For details, please refer to this buddy's article what is HTTP Referer?

Of course, this is mainly the developer of this site only use Referer to as the judgment of the chain of security, if not referer instead of the other, it will have to re-crack.

Well, write our code, add a Referer property for head, this soup_tool class

_HEAD2 = {    # Referer 抓取哪个网站的图片,添加此头部,可以破解盗链    "Referer": "",    ‘Accept-language‘: ‘zh-CN,zh;q=0.9‘    ,    ‘User-Agent‘: ‘Mozilla/5.0 (Macintosh; Intel Mac OS X 10_12_6) AppleWebKit/537.36 (KHTML, like Gecko) Chrome/65.0.3325.181 Safari/537.36‘}@staticmethoddef open_url(query_url, referer=‘‘):    Soup._HEAD2[‘Referer‘] = referer    req = request.Request(quote(query_url, safe=‘/:?=‘), headers=Soup._HEAD2)    webpage = request.urlopen(req)    html = webpage.read()    return html    @staticmethoddef write_img(query_url, file_name, referer):    content = Soup.open_url(query_url, referer)    with open(file_name, ‘wb‘) as f:        f.write(content)

Back to our capture class:

    # 使用Request添加头部的方法,读取图片链接再写入,最重要的是加上Referer    
Postscript

And the v0.2, v0.3 version.

This is v0.2 's analysis.

https://www.nvshens.com/gallery/

https://www.nvshens.com/gallery/dudou/

Analytical thinking is the same, no longer elaborate, self-view source

Look at the effect of the download after the rendering

Finally release the Code link

GitHub

Https://github.com/kiok1210/nvshens_img

Reference documents:

Go language grequests+goquery simple crawler, use multi-thread concurrent crawl

What is an HTTP Referer?

Python3 climbed goddess picture, cracked hotlinking problem

Contact Us

The content source of this page is from Internet, which doesn't represent Alibaba Cloud's opinion; products and services mentioned on that page don't have any relationship with Alibaba Cloud. If the content of the page makes you feel confusing, please write us an email, we will handle the problem within 5 days after receiving your email.

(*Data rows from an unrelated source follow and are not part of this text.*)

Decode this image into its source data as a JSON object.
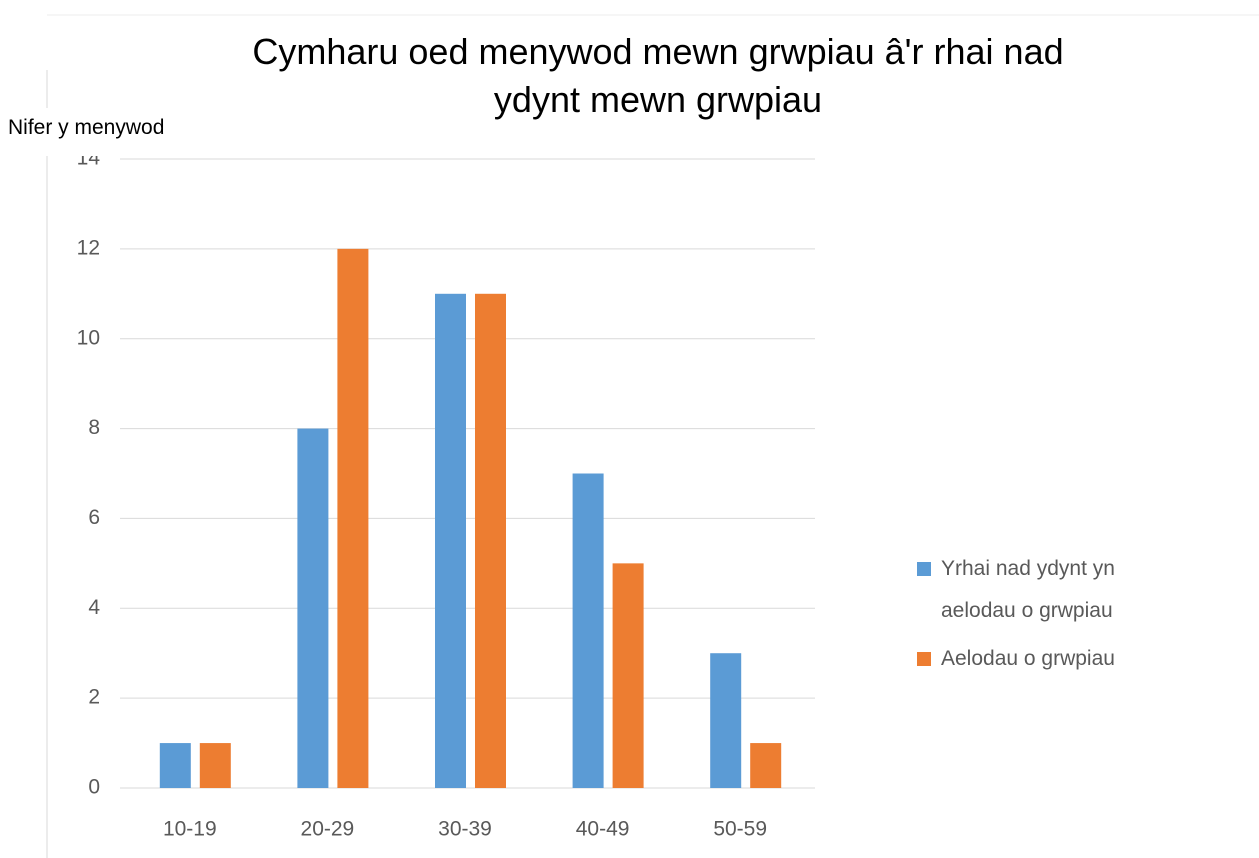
{
  "chart_data": {
    "type": "bar",
    "title": "Cymharu oed menywod mewn grwpiau â'r rhai nad ydynt mewn grwpiau",
    "y_label": "Nifer y menywod",
    "categories": [
      "10-19",
      "20-29",
      "30-39",
      "40-49",
      "50-59"
    ],
    "series": [
      {
        "name": "Yrhai nad ydynt yn aelodau o grwpiau",
        "color": "#5b9bd5",
        "values": [
          1,
          8,
          11,
          7,
          3
        ]
      },
      {
        "name": "Aelodau o grwpiau",
        "color": "#ed7d31",
        "values": [
          1,
          12,
          11,
          5,
          1
        ]
      }
    ],
    "ylim": [
      0,
      14
    ],
    "yticks": [
      0,
      2,
      4,
      6,
      8,
      10,
      12,
      14
    ],
    "grid": true,
    "legend": "right"
  }
}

If you find any instances of plagiarism from the community, please send an email to: info-contact@alibabacloud.com and provide relevant evidence. A staff member will contact you within 5 working days.

A Free Trial That Lets You Build Big!

Start building with 50+ products and up to 12 months usage for Elastic Compute Service

  • Sales Support

    1 on 1 presale consultation

  • After-Sales Support

    24/7 Technical Support 6 Free Tickets per Quarter Faster Response

  • Alibaba Cloud offers highly flexible support services tailored to meet your exact needs.